Healthcare costs are usually right skewed because most patients have no or very low costs. Some authors argue that it is necessary to log-transform the costs or to use gamma distribution in a generalized linear model to address the skewness of the outcome [14, 15]. However, estimation of model parameters, and of covariance is unbiased in large samples. Therefore, effect estimation, and hypothesis testing are valid even without transformation of the data in this case [45, 46]. Therefore, and to facilitate interpretation, we decided not to use any transformation of our cost variables.

An advantage of this study is the vast variation of model specification within the same study to explore the robustness of our findings.
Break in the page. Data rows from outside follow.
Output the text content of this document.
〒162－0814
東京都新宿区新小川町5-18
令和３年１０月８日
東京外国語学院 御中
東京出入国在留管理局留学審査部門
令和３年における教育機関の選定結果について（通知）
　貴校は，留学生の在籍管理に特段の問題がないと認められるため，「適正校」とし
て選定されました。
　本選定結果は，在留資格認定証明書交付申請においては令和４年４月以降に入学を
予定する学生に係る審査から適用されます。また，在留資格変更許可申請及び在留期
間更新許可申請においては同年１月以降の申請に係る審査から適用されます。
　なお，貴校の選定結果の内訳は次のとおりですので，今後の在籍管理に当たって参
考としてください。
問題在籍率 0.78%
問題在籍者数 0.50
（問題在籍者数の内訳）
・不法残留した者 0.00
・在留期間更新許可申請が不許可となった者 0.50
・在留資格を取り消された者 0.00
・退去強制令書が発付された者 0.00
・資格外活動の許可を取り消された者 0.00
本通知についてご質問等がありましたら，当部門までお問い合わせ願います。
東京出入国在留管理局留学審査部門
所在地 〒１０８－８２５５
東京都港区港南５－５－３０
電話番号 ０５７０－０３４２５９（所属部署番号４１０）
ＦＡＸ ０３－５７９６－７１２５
Different assumptions about time dependency and non-linearity can be compared. An advanced approach is leaving the area of general effects for a whole population and instead focusing on a subgroup analysis. Using severity subgroups can be seen as a first step, but more advanced methods are currently under development and will be able to automatically detect subgroups with different effects or even patient individual effects.

5 Conclusions

In our study of patients with chronic diseases, treatment adherence was associated with total healthcare costs. The strength of this association depended on the type of chronic disease and the severity of the disease. Our results differed significantly from those of other studies, although similar associations were found in cost subcategories. From a methodological perspective, it seems important not to measure adherence and costs in the same time period. In some situations, the assumption of a non-linear relationship might be appropriate. Further methodological research on adherence and its relationship to healthcare costs is needed.